The one enthroned in suffering is the same one through whom the galaxies were made. His reign stretches from gnats to nebulae, from galaxies wheeling in silence to farmyards buzzing with life. From crowded classrooms to weary courtrooms, from buzzing metropoles to isolated cabins. From skeptical doubters to ardent evangelists. From the burdens you carry in your heart to the sweep of history itself.

Nothing is outside his reach. Nothing is beyond his reign. What the world frames as fear—space, time, eternity—St. Paul proclaims as Christ’s kingdom. The cosmic Christ reigns over all, and because he reigns over all, he reigns also over you, over the smallest, most ordinary details of your daily life. His rule stretches from galaxies swirling overhead to cupboards in your kitchen. And it’s odd, really—human beings spend fortunes trying to reach the stars, but most of us still can’t reach the top shelf without a stepladder.
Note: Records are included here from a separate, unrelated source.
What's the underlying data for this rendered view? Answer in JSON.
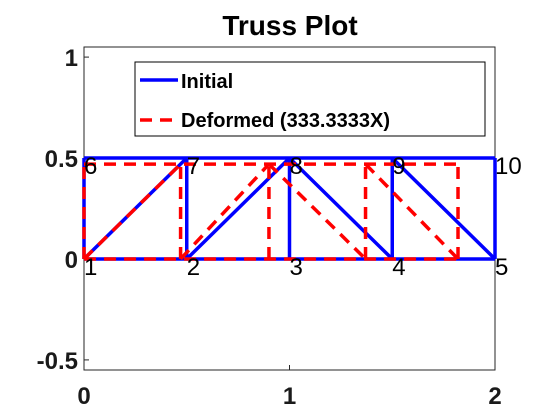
{
  "chart_data": {
    "type": "line",
    "title": "Truss Plot",
    "xlabel": "",
    "ylabel": "",
    "xlim": [
      0,
      2
    ],
    "ylim": [
      -0.55,
      1.05
    ],
    "x_ticks": [
      0,
      1,
      2
    ],
    "y_ticks": [
      -0.5,
      0,
      0.5,
      1
    ],
    "x_tick_labels": [
      "0",
      "1",
      "2"
    ],
    "y_tick_labels": [
      "-0.5",
      "0",
      "0.5",
      "1"
    ],
    "grid": false,
    "legend": {
      "placement": "top-center",
      "entries": [
        "Initial",
        "Deformed (333.3333X)"
      ]
    },
    "nodes": [
      {
        "id": "1",
        "x": 0,
        "y": 0
      },
      {
        "id": "2",
        "x": 0.5,
        "y": 0
      },
      {
        "id": "3",
        "x": 1,
        "y": 0
      },
      {
        "id": "4",
        "x": 1.5,
        "y": 0
      },
      {
        "id": "5",
        "x": 2,
        "y": 0
      },
      {
        "id": "6",
        "x": 0,
        "y": 0.5
      },
      {
        "id": "7",
        "x": 0.5,
        "y": 0.5
      },
      {
        "id": "8",
        "x": 1,
        "y": 0.5
      },
      {
        "id": "9",
        "x": 1.5,
        "y": 0.5
      },
      {
        "id": "10",
        "x": 2,
        "y": 0.5
      }
    ],
    "series": [
      {
        "name": "Initial",
        "color": "#0000ff",
        "style": "solid",
        "members": [
          [
            [
              0,
              0
            ],
            [
              2,
              0
            ]
          ],
          [
            [
              0,
              0.5
            ],
            [
              2,
              0.5
            ]
          ],
          [
            [
              0,
              0
            ],
            [
              0,
              0.5
            ]
          ],
          [
            [
              0.5,
              0
            ],
            [
              0.5,
              0.5
            ]
          ],
          [
            [
              1,
              0
            ],
            [
              1,
              0.5
            ]
          ],
          [
            [
              1.5,
              0
            ],
            [
              1.5,
              0.5
            ]
          ],
          [
            [
              2,
              0
            ],
            [
              2,
              0.5
            ]
          ],
          [
            [
              0,
              0
            ],
            [
              0.5,
              0.5
            ]
          ],
          [
            [
              0.5,
              0
            ],
            [
              1,
              0.5
            ]
          ],
          [
            [
              1,
              0.5
            ],
            [
              1.5,
              0
            ]
          ],
          [
            [
              1.5,
              0.5
            ],
            [
              2,
              0
            ]
          ]
        ]
      },
      {
        "name": "Deformed (333.3333X)",
        "color": "#ff0000",
        "style": "dashed",
        "members": [
          [
            [
              0,
              0
            ],
            [
              1.82,
              0
            ]
          ],
          [
            [
              0,
              0.47
            ],
            [
              1.82,
              0.47
            ]
          ],
          [
            [
              0,
              0
            ],
            [
              0,
              0.47
            ]
          ],
          [
            [
              0.47,
              0
            ],
            [
              0.47,
              0.47
            ]
          ],
          [
            [
              0.9,
              0
            ],
            [
              0.9,
              0.47
            ]
          ],
          [
            [
              1.37,
              0
            ],
            [
              1.37,
              0.47
            ]
          ],
          [
            [
              1.82,
              0
            ],
            [
              1.82,
              0.47
            ]
          ],
          [
            [
              0,
              0
            ],
            [
              0.47,
              0.47
            ]
          ],
          [
            [
              0.47,
              0
            ],
            [
              0.9,
              0.47
            ]
          ],
          [
            [
              0.9,
              0.47
            ],
            [
              1.37,
              0
            ]
          ],
          [
            [
              1.37,
              0.47
            ],
            [
              1.82,
              0
            ]
          ]
        ]
      }
    ]
  }
}
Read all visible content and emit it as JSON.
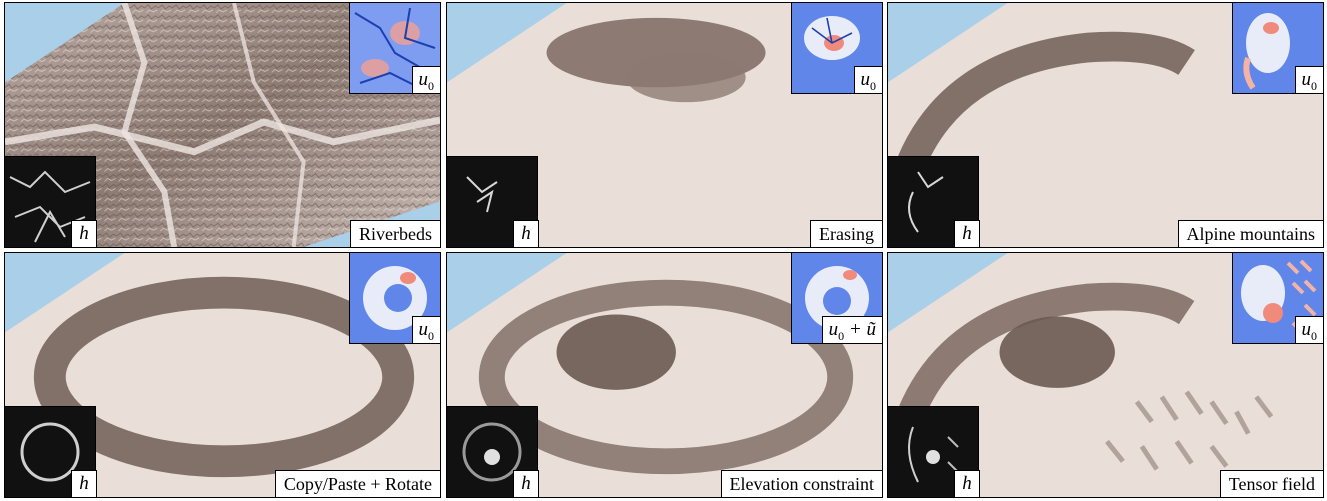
{
  "panels": [
    {
      "caption": "Riverbeds",
      "u_label": "u",
      "u_sub": "0",
      "u_extra": "",
      "h_label": "h"
    },
    {
      "caption": "Erasing",
      "u_label": "u",
      "u_sub": "0",
      "u_extra": "",
      "h_label": "h"
    },
    {
      "caption": "Alpine mountains",
      "u_label": "u",
      "u_sub": "0",
      "u_extra": "",
      "h_label": "h"
    },
    {
      "caption": "Copy/Paste + Rotate",
      "u_label": "u",
      "u_sub": "0",
      "u_extra": "",
      "h_label": "h"
    },
    {
      "caption": "Elevation constraint",
      "u_label": "u",
      "u_sub": "0",
      "u_extra": " + ũ",
      "h_label": "h"
    },
    {
      "caption": "Tensor field",
      "u_label": "u",
      "u_sub": "0",
      "u_extra": "",
      "h_label": "h"
    }
  ],
  "colors": {
    "terrain_light": "#e9ded8",
    "terrain_dark": "#6b5a52",
    "sky": "#a9cfe9",
    "u_inset_blue": "#5f86e8",
    "u_inset_river": "#1d3fb0",
    "u_inset_high": "#f08a7a"
  }
}
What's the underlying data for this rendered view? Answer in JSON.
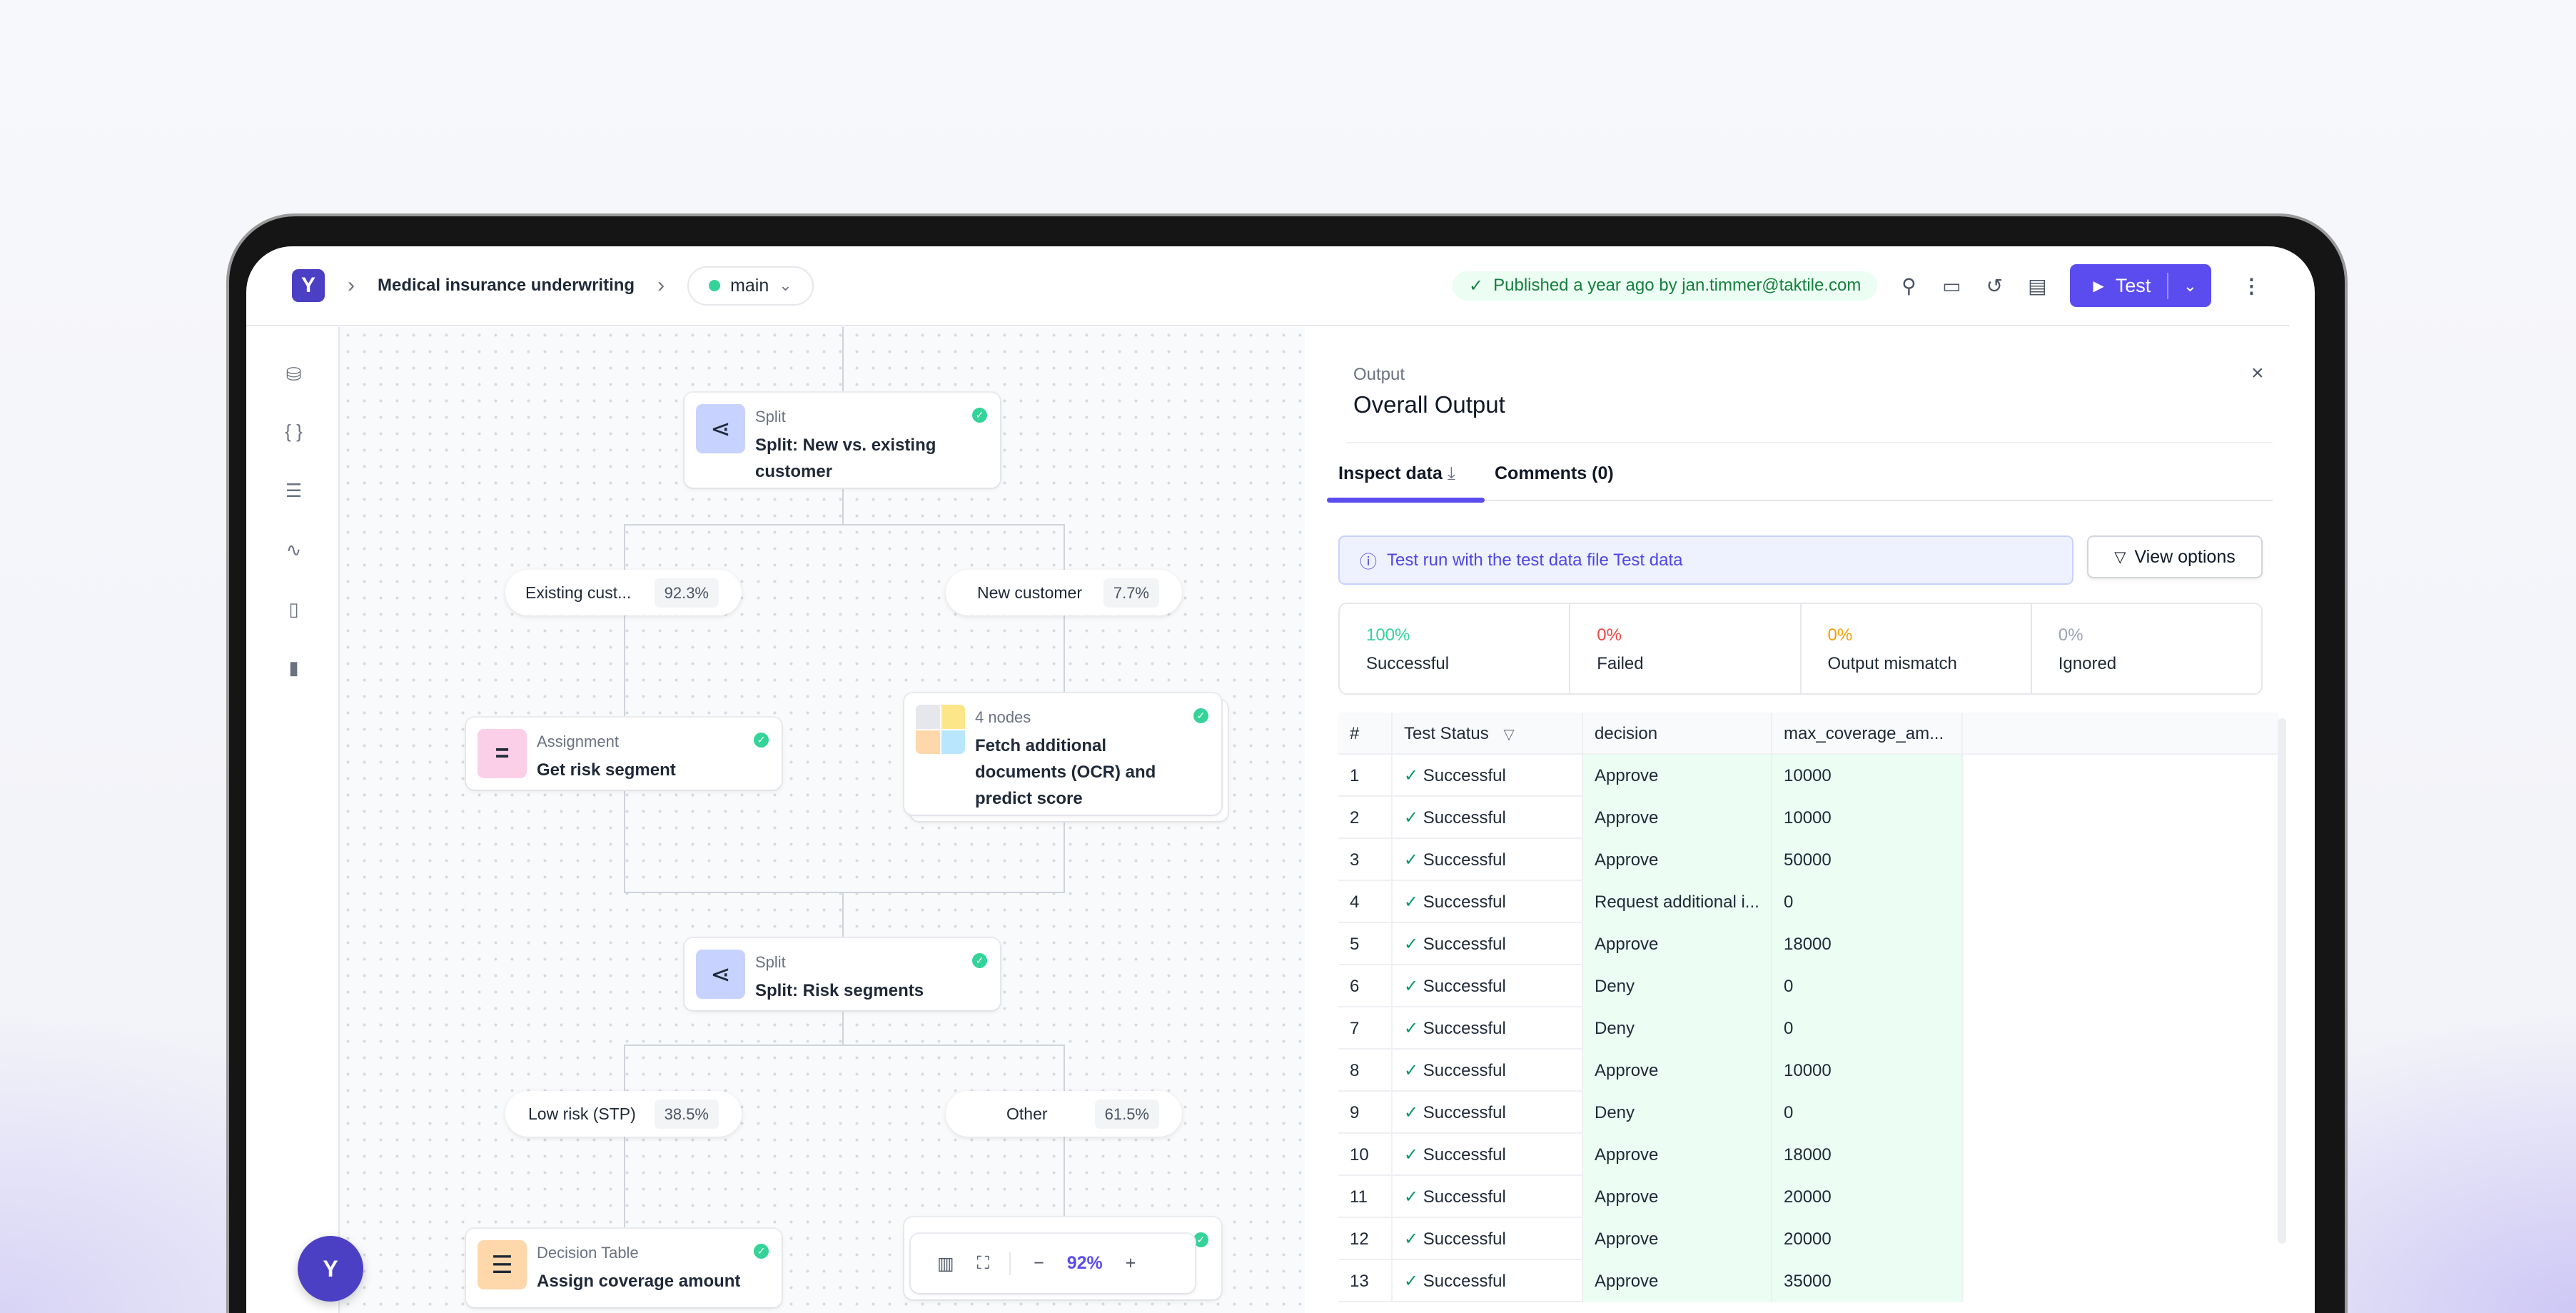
{
  "header": {
    "logo_letter": "Y",
    "title": "Medical insurance underwriting",
    "branch": "main",
    "published": "Published a year ago by jan.timmer@taktile.com",
    "test_label": "Test",
    "icons": [
      "search-icon",
      "comment-icon",
      "history-icon",
      "notes-icon",
      "more-icon"
    ]
  },
  "sidebar": {
    "icons": [
      "database-icon",
      "braces-icon",
      "sliders-icon",
      "pulse-icon",
      "book-icon",
      "chart-icon"
    ]
  },
  "canvas": {
    "split1": {
      "type": "Split",
      "name": "Split: New vs. existing customer"
    },
    "branch_existing": {
      "label": "Existing cust...",
      "pct": "92.3%"
    },
    "branch_new": {
      "label": "New customer",
      "pct": "7.7%"
    },
    "assignment": {
      "type": "Assignment",
      "name": "Get risk segment"
    },
    "group": {
      "type": "4 nodes",
      "name": "Fetch additional documents (OCR) and predict score"
    },
    "split2": {
      "type": "Split",
      "name": "Split: Risk segments"
    },
    "branch_low": {
      "label": "Low risk (STP)",
      "pct": "38.5%"
    },
    "branch_other": {
      "label": "Other",
      "pct": "61.5%"
    },
    "decision_table": {
      "type": "Decision Table",
      "name": "Assign coverage amount"
    },
    "zoom": {
      "level": "92%",
      "minus": "−",
      "plus": "+"
    }
  },
  "panel": {
    "kicker": "Output",
    "title": "Overall Output",
    "tabs": [
      {
        "label": "Inspect data",
        "active": true
      },
      {
        "label": "Comments (0)"
      }
    ],
    "info": "Test run with the test data file Test data",
    "view_options": "View options",
    "stats": [
      {
        "value": "100%",
        "label": "Successful",
        "color": "#34d399"
      },
      {
        "value": "0%",
        "label": "Failed",
        "color": "#ef4444"
      },
      {
        "value": "0%",
        "label": "Output mismatch",
        "color": "#f59e0b"
      },
      {
        "value": "0%",
        "label": "Ignored",
        "color": "#9ca3af"
      }
    ],
    "table": {
      "columns": [
        "#",
        "Test Status",
        "decision",
        "max_coverage_am..."
      ],
      "rows": [
        [
          "1",
          "Successful",
          "Approve",
          "10000"
        ],
        [
          "2",
          "Successful",
          "Approve",
          "10000"
        ],
        [
          "3",
          "Successful",
          "Approve",
          "50000"
        ],
        [
          "4",
          "Successful",
          "Request additional i...",
          "0"
        ],
        [
          "5",
          "Successful",
          "Approve",
          "18000"
        ],
        [
          "6",
          "Successful",
          "Deny",
          "0"
        ],
        [
          "7",
          "Successful",
          "Deny",
          "0"
        ],
        [
          "8",
          "Successful",
          "Approve",
          "10000"
        ],
        [
          "9",
          "Successful",
          "Deny",
          "0"
        ],
        [
          "10",
          "Successful",
          "Approve",
          "18000"
        ],
        [
          "11",
          "Successful",
          "Approve",
          "20000"
        ],
        [
          "12",
          "Successful",
          "Approve",
          "20000"
        ],
        [
          "13",
          "Successful",
          "Approve",
          "35000"
        ]
      ]
    }
  },
  "colors": {
    "accent": "#5b4cef",
    "success": "#34d399"
  }
}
Christ rules both the stars and the shelves. Nothing is too great for him, and nothing is too small. A strange King whose hand spans the heavens yet still reaches down to steady us when we stumble.

So let me be clear. We might think we are living in a twilight zone of despair, waiting for the glasses to break. But in truth we are in the twilight zone of hope—the Christian twilight zone.

Yes, the shadows lengthen. Yes, the world trembles. But the sun is setting on sin, death, and hell. And a new dawn is rising—the dawn of Christ the King. Satan wants us to fear it. But the Church does not cower. We stand and we cry: Come, Lord Jesus!

Because when this twilight ends, when the new day breaks, we will stand in the full light of Christ the King. And he will give his victory over sin, death, and hell to all who long for it, to all who believe it, to all who wait in hope.

Henry Bemis’ story ended with broken glasses and despair. Our story ends with broken chains, risen life, and open paradise.

The psalmist reminds us: God is our refuge and strength, a very present help in trouble.

The Twilight Zone leaves its characters hopeless in the rubble. Christ the King meets us in the rubble and rewrites the ending. The surprise twist is not despair. The surprise twist is love, life, and victory. And we, who live in his light, proclaim the mystery of a strange King—one who reigns from a cross, rules through mercy, and is glorified not by conquest, but by love.